PENELOPE - what a mess!

PENELOPE is a deeply derivative movie that snatches the look and feel of EDWARD SCISSORHANDS and AMELIE and splices them with the post-modern fairy-tale vibe of SHREK and ENCHANTED. There's so much going on with the plot I'm not entirely convinced the film-makers are in control of it. All I can say is that they make creative decisions that are flawed at every turn, thus frittering away a talented cast.

Penelope is a rich young woman cursed with a pig's snout rather than a noise. She'll regain her beauty when "one of her own kind accepts her for who she is". So her parents hire a match-maker to audition a bunch of blue-bloods to a blind-date with a difference. One such is a superificial preppie who runs screaming, and then teams up with a paparazzo to bring Penelope down. Another candidate is a down-at-heel but warm-hearted drifter. Penelope will venture into the world and find her true love (no prizes for guessing). And yes, this being Hollywood, there is a spunky side-kick with a quirky hair-cut and good intentions.

The movie is conventional enough and had they stuck to their guns the film-makers might have produced a decent enough romantic-comedy. After all, Christina Ricci and James McAvoy are charming as the star-crossed lovers. But the film-makers fail at every hurdle. The production design is a rag-bag of London and New York exteriors and the actors accents vary wildly too. All of this is highly distracting for the viewer. I just wished they'd settled for one or the other or gone for a non-specific fairy-tale land somewhere in between. As it is, we have James McAvoy in a broad US accent bumming round Southwark and Lenny Henry turning up as a rozzer with a Brummie accent to question Yank Catherine O'Hara!

The film-makers also exhibit a lack of faith in their audience in how they choose to depict Penelope's curse. It's intrinsic to the story that Penelope look ugly. But then again, they need to make her sympathetic and the movie marketable! So they give Christina Ricci the smallest, cutest little snout and compensate with falsh eyelashes, tousled hair and cute clothes. Indeed, snout aside, this may be the prettiest Ricci has ever looked on film!

Maybe the biggest problem is the film's uneven tone. Director Mark Palansky directs half of it as a very broad comedy, with elements of slapstick.

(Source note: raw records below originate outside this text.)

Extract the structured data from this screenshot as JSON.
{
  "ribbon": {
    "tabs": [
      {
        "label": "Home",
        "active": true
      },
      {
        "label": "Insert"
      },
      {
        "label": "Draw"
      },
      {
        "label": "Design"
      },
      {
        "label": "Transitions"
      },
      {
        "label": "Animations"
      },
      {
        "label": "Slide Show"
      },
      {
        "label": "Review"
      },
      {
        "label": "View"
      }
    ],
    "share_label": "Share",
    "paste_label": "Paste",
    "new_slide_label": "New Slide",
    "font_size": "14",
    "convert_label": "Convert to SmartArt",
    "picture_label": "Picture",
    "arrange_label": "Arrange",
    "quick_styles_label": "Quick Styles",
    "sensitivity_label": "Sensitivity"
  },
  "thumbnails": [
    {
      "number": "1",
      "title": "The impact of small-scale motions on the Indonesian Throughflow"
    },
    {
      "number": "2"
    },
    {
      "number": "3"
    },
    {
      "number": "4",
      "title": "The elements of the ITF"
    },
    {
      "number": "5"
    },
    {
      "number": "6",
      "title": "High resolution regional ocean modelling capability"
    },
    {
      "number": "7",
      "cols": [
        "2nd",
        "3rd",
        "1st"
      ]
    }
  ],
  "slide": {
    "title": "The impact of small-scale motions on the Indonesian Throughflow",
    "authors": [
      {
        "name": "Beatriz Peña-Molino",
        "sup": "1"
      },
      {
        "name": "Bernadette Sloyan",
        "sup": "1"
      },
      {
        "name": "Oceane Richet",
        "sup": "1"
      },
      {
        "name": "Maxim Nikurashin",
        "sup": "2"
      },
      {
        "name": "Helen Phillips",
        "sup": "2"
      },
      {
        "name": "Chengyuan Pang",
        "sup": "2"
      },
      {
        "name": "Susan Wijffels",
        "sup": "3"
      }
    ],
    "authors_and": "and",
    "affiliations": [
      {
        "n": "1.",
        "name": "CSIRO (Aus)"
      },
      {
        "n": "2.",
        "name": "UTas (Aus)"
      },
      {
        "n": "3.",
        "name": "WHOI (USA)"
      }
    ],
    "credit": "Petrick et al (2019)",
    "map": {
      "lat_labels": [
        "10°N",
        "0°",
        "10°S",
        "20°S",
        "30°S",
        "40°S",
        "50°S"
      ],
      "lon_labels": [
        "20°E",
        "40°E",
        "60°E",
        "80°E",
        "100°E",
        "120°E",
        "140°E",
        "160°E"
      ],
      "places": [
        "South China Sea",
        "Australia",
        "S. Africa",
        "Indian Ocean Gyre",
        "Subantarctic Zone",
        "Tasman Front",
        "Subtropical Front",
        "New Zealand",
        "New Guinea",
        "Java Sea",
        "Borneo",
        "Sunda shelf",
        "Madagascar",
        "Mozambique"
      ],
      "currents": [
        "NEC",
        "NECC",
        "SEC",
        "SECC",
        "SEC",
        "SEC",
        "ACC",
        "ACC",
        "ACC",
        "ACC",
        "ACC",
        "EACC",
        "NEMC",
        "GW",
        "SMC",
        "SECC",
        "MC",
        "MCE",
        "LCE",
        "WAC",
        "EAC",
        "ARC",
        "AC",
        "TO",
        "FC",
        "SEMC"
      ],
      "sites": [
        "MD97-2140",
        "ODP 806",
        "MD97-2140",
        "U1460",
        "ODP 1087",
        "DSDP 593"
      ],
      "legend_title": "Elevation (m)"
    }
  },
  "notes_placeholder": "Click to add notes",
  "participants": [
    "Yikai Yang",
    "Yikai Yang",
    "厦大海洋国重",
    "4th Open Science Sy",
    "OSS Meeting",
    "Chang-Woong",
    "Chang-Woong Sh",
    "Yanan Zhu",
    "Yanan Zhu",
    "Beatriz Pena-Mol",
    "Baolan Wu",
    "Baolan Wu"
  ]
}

Catherine O'Hara falls over in shock and Simon Woods, last seen as Caesar Augustus in HBO's Rome, puts a lot of physical comedy into his role as the preppie suitor. (Actually he's rather good in a comic role!) On the other hand, Palansky wants us to take PENELOPE seriously as a coming-of-age film with real heart. So Peter Dinklage gives a remarkably nuanced reporter as the sleazy paparazzo having second thoughts. Ricci, McAvoy and Witherspoon also play it fairly straight.

What with the shifting geography and shifting tone, I felt all at sea watching this film. There were flashes of wonder - and a few laugh-out-loud moments but these did not compensate for the general mayhem and one of the most excrucitiatingly embarassing first-kisses on film. The result is a movie that is frustrating to watch: a total mess, and a waste of a talented cast.


PENELOPE played Toronto 2006 and has since sat on the shelf. It played Russia and Ukraine last August and is currently on release in the UK. It opens in the US on February 29th, France on April 9th, the Netherlands on April 24th and Belgium on April 30th.